= Carl David Stegmann =

German opera singer

Carl David Stegmann (1751 – 27 May 1826) was a German tenor, harpsichordist, conductor, and composer.

==Biography==
He was born in Staucha near Meissen, the son of Johann Ehrenfried Stegmann and Anna Christiana Bretzner. He married Karoline Johanna Eleanore Linz producing two sons and four daughters. He received his initial musical training from the local organist at Staucha, then studied in Dresden with J.F. Zillich (from 1760), at the Kreuzschule (1766–70) and later under Homilius and the violinist H.F. Weisse. Thereafter he rose rapidly as singer, actor, and harpsichordist; he went to Breslau in 1772 (with the Wäser theatre company), Königsberg in 1773, Heilsberg in 1774 (as court harpsichordist to the Bishop of Ermeland), Danzig in 1775, Königsberg again in 1776 (with the Schuch company) and later appeared in Gotha (at the court theatre).
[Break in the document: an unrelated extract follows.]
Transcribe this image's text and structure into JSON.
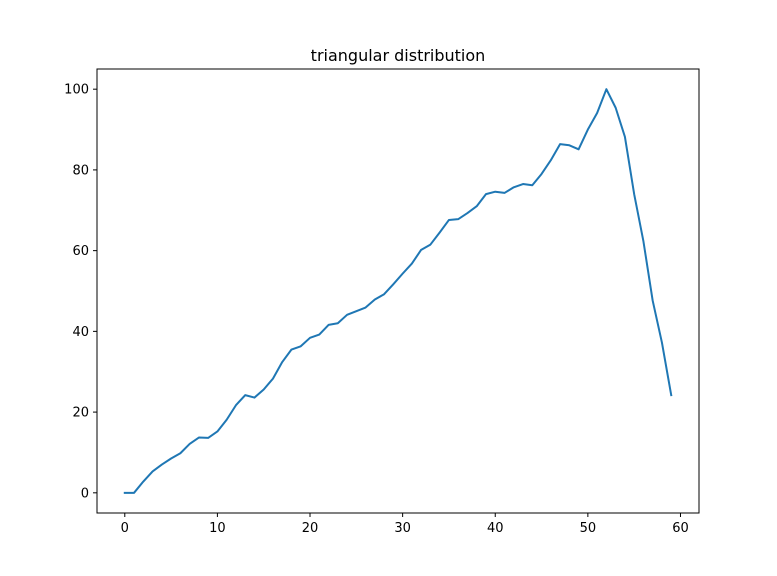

From 1778 to 1783 he made the first of two extended visits to Hamburg, winning particular renown as a harpsichordist. By that time, six of his operas and Singspiels, first produced earlier in Königsberg and Danzig, were attracting performances elsewhere in northern Germany. In 1783 he left Hamburg to join the Grossmann company in Bonn. He then became attached to the court theatre at Mainz in association with which he made highly acclaimed guest appearances in Frankfurt. He sang in the first German-language Don Giovanni (Mainz, 13 March 1789), produced or conducted other operas by Mozart, Salieri, Gluck and Gassmann, composed incidental music (e.g. to Bürger's version of Macbeth, 30 August 1785) and acted in dramas by Lessing and Schiller.

The summit of Stegmann's activities in Frankfurt was the production of his allegorical Singspiel Heinrich der Löwe (15 July 1792) to commemorate the coronation of Emperor Franz II. By the time of his return to Hamburg in November 1792, he was esteemed as a leading operatic producer and adapter, which compensated for the declining vocal prowess that forced him to restrict his appearances to comic roles (Allgemeine Musik-Zeitung i [1798-9], col. 713). In 1798 he joined the directorate of the Hamburg theatre, remaining there until 1811; thereafter he moved to Bonn and attracted attention mainly as a composer of incidental music and a series of instrumental works (Allgemeine Musik-Zeitung iv [1801-2], col. 261), including keyboard and multiple concertos. His earlier close acquaintance with the operas of Gluck and Mozart, and his later keyboard arrangements (published by his friend Simrock) of Haydn's symphonies, Mozart's string quintets and Beethoven's Trios op. 9 enabled him to produce instrumental music notable for contrapuntal and textural ingenuity, combined with an imaginative, if sometimes overladen, instrumentation. As a composer for the theatre, Stegmann has attracted attention for his harmonic and tonal organisation and for using antecedent forms of leitmotif, showing an early interest in dramatic and psychological continuity. He died in Bonn.

His daughter Margaretha Amalie von Neumann sang in the Royal Court Opera in Munich, becoming Court Singer to the King of Bavaria, Max-Josef, in 1812, and later director of the Court Theatre in Munich until she died in 1839.

==Works==
- Erwin und Elmire (1776)
- Philemon und Baucis (1777)
- Montgolfier (1788)
- Sultan Wampun (1791)
- Heinrich der Löwe (1792)
- Der Triumph der Liebe (1796)

==Sources==
- McCredie, Anrew D.: "Stegmann, Carl David", in: The New Grove Dictionary of Opera, ed. Stanley Sadie (London, 1992); ISBN 0-333-73432-7.